Por lo que se refiere a la otra parte, el acuerdo presentado por Barnier cuenta con el apoyo de Alemania y los países de Europa del Este y central, que defienden mantener una relación lo más fluida posible con el que ha sido hasta ahora su socio europeo de referencia. No sucede lo mismo con otras naciones como España, Francia o Países Bajos, que se muestran reticentes al acuerdo a medida que se van conociendo las condiciones de la relación futura con Londres, principalmente las que garantizan la libre circulación de mercancías entre las dos irlandas, la república independiente y la provincia británica. Sin embargo, Barnier insistió el jueves en que la unión aduanera no permitirá al Reino Unido seguir en el mercado único europeo, por lo que sus privilegios serían muy limitados. Pero a la postre tendrá privilegios.

Desde el otro lado del canal de La Mancha, y según palabras de la propia Theresa May, el pacto respeta a rajatabla las principales exigencias del Brexit: "Vamos a recuperar el control de las fronteras y a acabar con la libertad de movimientos, vamos a controlar nuestro dinero y decidir dónde lo invertimos, vamos a controlar nuestras leyes y a salir del Tribunal de Justicia Europeo. Y vamos a salir también de la política agraria y de pesca, y garantizar al mismo tiempo la seguridad y la integridad del Reino Unido". Todo esto suena a música celestial para un amante del Brexit, e incluso suena bien para los partidarios de la UE, ya que en los últimos tiempos Europa ha entrado en una crisis de confianza y valores que cuestiona su presente y su futuro.

Dicho esto, la partida de la negociación sobre Brexit sigue. Ahora tendrán que ser los 27 Gobiernos miembros de la UE los que revisen los casi 600 folios del pacto de salida del Reino Unido, y tienen para ello unos escasos diez días.
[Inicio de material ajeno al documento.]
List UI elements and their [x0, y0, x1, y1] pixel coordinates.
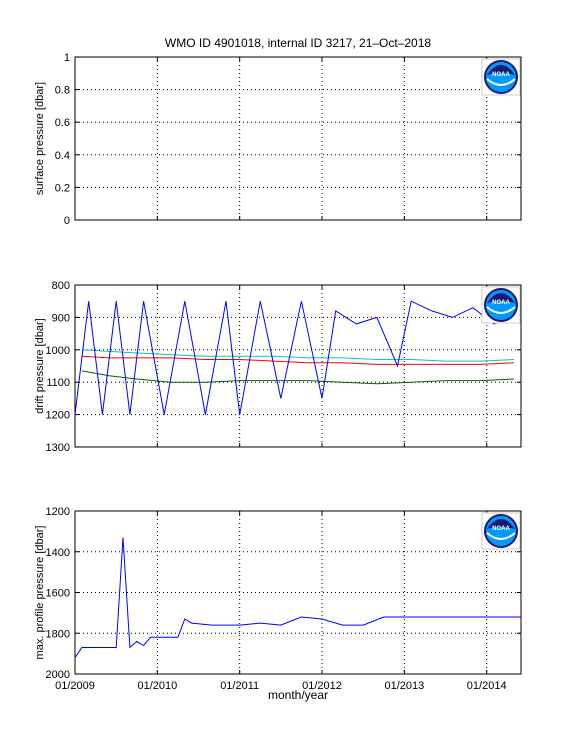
noaa-logo-icon: NOAA [481, 512, 521, 550]
y-axis-label: surface pressure [dbar] [34, 82, 46, 195]
y-tick-label: 0.4 [55, 150, 70, 162]
logo-wave [486, 78, 516, 86]
plot-frame [74, 56, 522, 221]
y-tick-label: 1200 [46, 410, 70, 422]
y-tick-label: 0.8 [55, 85, 70, 97]
y-tick-label: 1600 [46, 588, 70, 600]
series-line-3 [81, 370, 515, 385]
y-tick-label: 1200 [46, 506, 70, 518]
y-axis-label: max. profile pressure [dbar] [34, 526, 46, 660]
series-line-4 [74, 300, 515, 415]
y-tick-label: 2000 [46, 669, 70, 681]
x-axis-label: month/year [268, 688, 328, 702]
logo-bird [487, 65, 515, 75]
series-line-1 [81, 349, 515, 362]
y-axis-label: drift pressure [dbar] [34, 318, 46, 413]
noaa-logo-icon: NOAA [481, 286, 521, 324]
logo-text: NOAA [492, 72, 510, 78]
plot-frame [74, 510, 522, 675]
y-tick-label: 800 [52, 280, 70, 292]
y-tick-label: 1100 [46, 377, 70, 389]
chart-panel-1: 0 0.2 0.4 0.6 0.8 1 surface pressure [dbar] NOA… [34, 52, 522, 227]
x-tick-label: 01/2011 [220, 680, 259, 692]
y-tick-label: 0 [64, 215, 70, 227]
y-tick-label: 1 [64, 52, 70, 64]
y-tick-label: 1400 [46, 547, 70, 559]
logo-text: NOAA [492, 526, 510, 532]
chart-panel-3: 01/2009 01/2010 01/2011 01/2012 01/2013 01/20… [34, 506, 522, 692]
y-tick-label: 0.2 [55, 182, 70, 194]
y-tick-label: 0.6 [55, 117, 70, 129]
x-tick-label: 01/2009 [55, 680, 95, 692]
chart-panels: 0 0.2 0.4 0.6 0.8 1 surface pressure [dbar] NOA… [34, 52, 522, 692]
y-tick-label: 1800 [46, 628, 70, 640]
y-tick-label: 1000 [46, 345, 70, 357]
x-tick-label: 01/2012 [302, 680, 342, 692]
figure-title: WMO ID 4901018, internal ID 3217, 21–Oct… [165, 36, 431, 50]
x-tick-label: 01/2010 [137, 680, 177, 692]
y-tick-label: 900 [52, 312, 70, 324]
logo-wave [486, 306, 516, 314]
logo-bird [487, 293, 515, 303]
y-tick-label: 1300 [46, 442, 70, 454]
chart-panel-2: 800 900 1000 1100 1200 1300 drift pressure [db… [34, 280, 522, 454]
logo-text: NOAA [492, 300, 510, 306]
noaa-logo-icon: NOAA [481, 58, 521, 96]
x-tick-label: 01/2013 [384, 680, 424, 692]
logo-bird [487, 519, 515, 529]
series-line-1 [74, 537, 521, 658]
plot-frame [74, 284, 522, 448]
logo-wave [486, 532, 516, 540]
series-line-2 [81, 355, 515, 365]
x-tick-label: 01/2014 [467, 680, 507, 692]
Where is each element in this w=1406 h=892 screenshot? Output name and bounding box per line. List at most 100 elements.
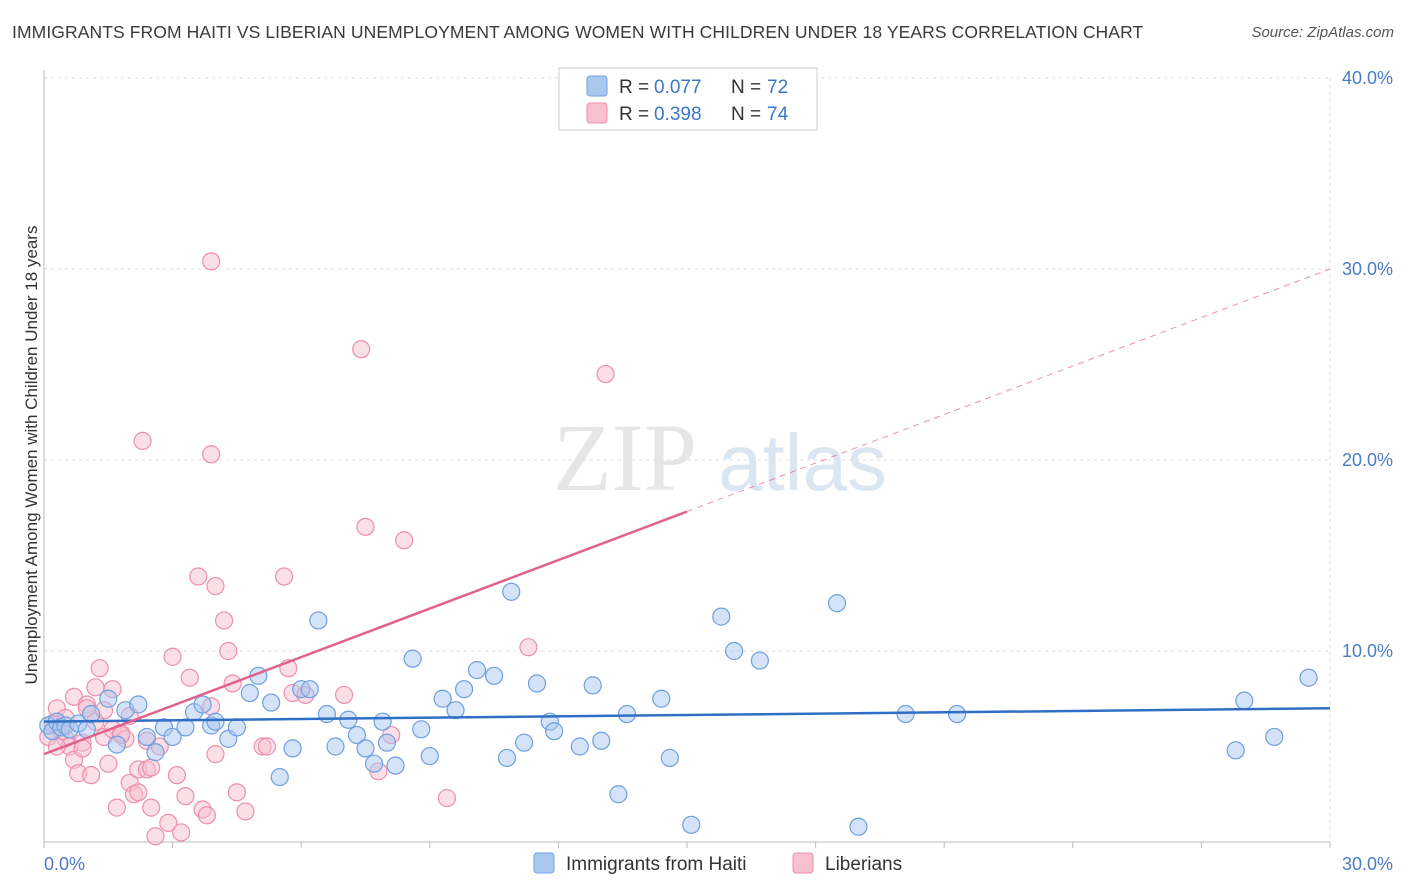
chart-title: IMMIGRANTS FROM HAITI VS LIBERIAN UNEMPL… — [12, 22, 1144, 42]
liberians-point-15 — [90, 659, 109, 678]
haiti-point-41 — [403, 649, 422, 668]
legend-swatch-blue — [586, 75, 608, 97]
legend-r-value-1: 0.077 — [654, 77, 702, 98]
liberians-point-64 — [202, 252, 221, 271]
y-tick-label-0: 10.0% — [1342, 641, 1393, 661]
legend-r-label-1: R = — [619, 77, 649, 98]
haiti-point-26 — [262, 693, 281, 712]
liberians-point-63 — [202, 445, 221, 464]
haiti-point-35 — [347, 725, 367, 745]
y-axis-label: Unemployment Among Women with Children U… — [22, 226, 41, 685]
legend-r-value-2: 0.398 — [654, 104, 702, 125]
haiti-point-67 — [896, 704, 915, 724]
haiti-point-60 — [660, 748, 679, 768]
haiti-point-27 — [270, 767, 289, 787]
haiti-point-64 — [750, 651, 769, 670]
haiti-point-57 — [609, 785, 628, 804]
haiti-points — [39, 582, 1318, 836]
haiti-point-19 — [193, 695, 212, 714]
haiti-point-39 — [377, 733, 397, 752]
haiti-point-17 — [176, 718, 195, 737]
liberians-point-47 — [227, 783, 246, 802]
haiti-point-58 — [617, 704, 637, 724]
liberians-point-35 — [167, 766, 186, 785]
axes — [43, 70, 1331, 848]
series-label-haiti: Immigrants from Haiti — [566, 854, 747, 875]
legend-swatch-pink — [586, 102, 608, 124]
liberians-point-20 — [107, 798, 126, 817]
haiti-point-49 — [497, 748, 517, 768]
haiti-point-10 — [107, 735, 126, 754]
liberians-trend-line — [43, 510, 688, 756]
haiti-point-21 — [206, 712, 225, 731]
haiti-point-36 — [356, 739, 375, 758]
haiti-point-33 — [326, 737, 345, 756]
liberians-point-61 — [519, 638, 538, 657]
haiti-point-30 — [300, 680, 319, 699]
haiti-point-65 — [827, 594, 847, 613]
series-legend: Immigrants from Haiti Liberians — [533, 852, 902, 875]
grid-lines — [44, 77, 1331, 842]
liberians-point-30 — [142, 758, 161, 777]
y-tick-label-1: 20.0% — [1342, 450, 1393, 470]
watermark-zip: ZIP — [553, 404, 697, 511]
haiti-trend-line — [43, 707, 1331, 723]
haiti-point-38 — [373, 712, 392, 731]
liberians-point-59 — [394, 531, 414, 550]
liberians-points — [39, 252, 615, 846]
x-tick-label-max: 30.0% — [1342, 854, 1393, 874]
haiti-point-43 — [420, 746, 439, 766]
liberians-point-62 — [133, 431, 152, 450]
liberians-point-50 — [257, 737, 277, 756]
haiti-point-13 — [137, 727, 156, 747]
haiti-point-62 — [712, 607, 731, 626]
liberians-point-12 — [82, 766, 101, 785]
haiti-point-9 — [99, 689, 118, 708]
haiti-point-68 — [947, 704, 967, 724]
haiti-point-8 — [82, 704, 101, 724]
haiti-point-53 — [545, 722, 564, 741]
haiti-point-12 — [129, 695, 148, 714]
liberians-point-55 — [352, 340, 371, 359]
liberians-point-45 — [219, 641, 238, 661]
liberians-point-36 — [172, 823, 191, 842]
liberians-point-29 — [142, 798, 161, 817]
haiti-point-50 — [515, 733, 534, 752]
haiti-point-46 — [454, 680, 474, 699]
haiti-point-47 — [467, 660, 487, 680]
x-tick-label-min: 0.0% — [44, 854, 85, 874]
haiti-point-73 — [502, 582, 521, 601]
haiti-point-61 — [682, 815, 701, 834]
series-label-liberians: Liberians — [825, 854, 902, 875]
haiti-point-66 — [849, 817, 868, 836]
liberians-point-41 — [197, 806, 216, 825]
series-swatch-liberians — [792, 852, 814, 874]
legend-n-label-2: N = — [731, 104, 761, 125]
haiti-point-54 — [570, 737, 589, 756]
haiti-point-14 — [146, 743, 165, 762]
legend-n-value-2: 74 — [767, 104, 789, 125]
liberians-point-31 — [146, 827, 165, 846]
liberians-point-54 — [334, 685, 354, 705]
haiti-point-31 — [309, 611, 328, 630]
haiti-point-40 — [386, 756, 405, 775]
liberians-point-60 — [437, 788, 457, 808]
source-label: Source: ZipAtlas.com — [1251, 24, 1394, 41]
liberians-trend-extension — [686, 268, 1331, 513]
liberians-point-33 — [159, 813, 178, 833]
series-swatch-haiti — [533, 852, 555, 874]
liberians-point-51 — [274, 567, 294, 586]
liberians-point-56 — [356, 517, 375, 536]
liberians-point-65 — [596, 364, 615, 384]
liberians-point-17 — [99, 754, 118, 773]
haiti-point-16 — [163, 727, 182, 747]
haiti-point-72 — [1299, 668, 1318, 687]
legend-n-value-1: 72 — [767, 77, 788, 98]
liberians-point-39 — [189, 567, 208, 586]
haiti-point-24 — [240, 683, 259, 703]
haiti-point-28 — [283, 739, 302, 758]
watermark-atlas: atlas — [718, 418, 887, 507]
haiti-point-23 — [227, 718, 246, 737]
trend-lines — [43, 268, 1331, 756]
Según palabras del presidente del Consejo Europeo y firme partidario del acuerdo, Donald Tusk, "si no ocurre nada extraordinario" se celebrará el 25 de noviembre un Consejo Europeo para finalizar y formalizar el acuerdo del Brexit.

Tengo mis dudas de que este peculiar “cuento" que afecta a tantos intereses sociales y económicos y a tantos millones de ciudadanos tenga un final rápido y feliz. Para empezar, España debe atar muy en corto todo lo concerniente a Gibraltar, y hacer valer de nuevo sus prerrogativas y derechos históricos sobre el Peñón, que por el bien de la UE los ha “congelado” durante todos estos años. Habrá que hablar de la co-soberanía de Gibraltar y, por supuesto, del uso compartido del aeropuerto.

Junto a los múltiples intereses de España, que no se circunscriben sólo al Peñón, están el resto de voces europeas, que no son pocas, y que ya han puesto en duda los contenidos de este histórico acuerdo, principalmente, la oferta de mantener una unión aduanera con Reino Unido. Quizá, como en todo divorcio, ninguna de las dos partes gane; pero me juego un gin-tónic, de esos que se tomaba la Reina Madre, a que en esta ocasión, por mucho que vociferen los enemigos de May, los hijos de la Gran Bretaña tampoco pierden.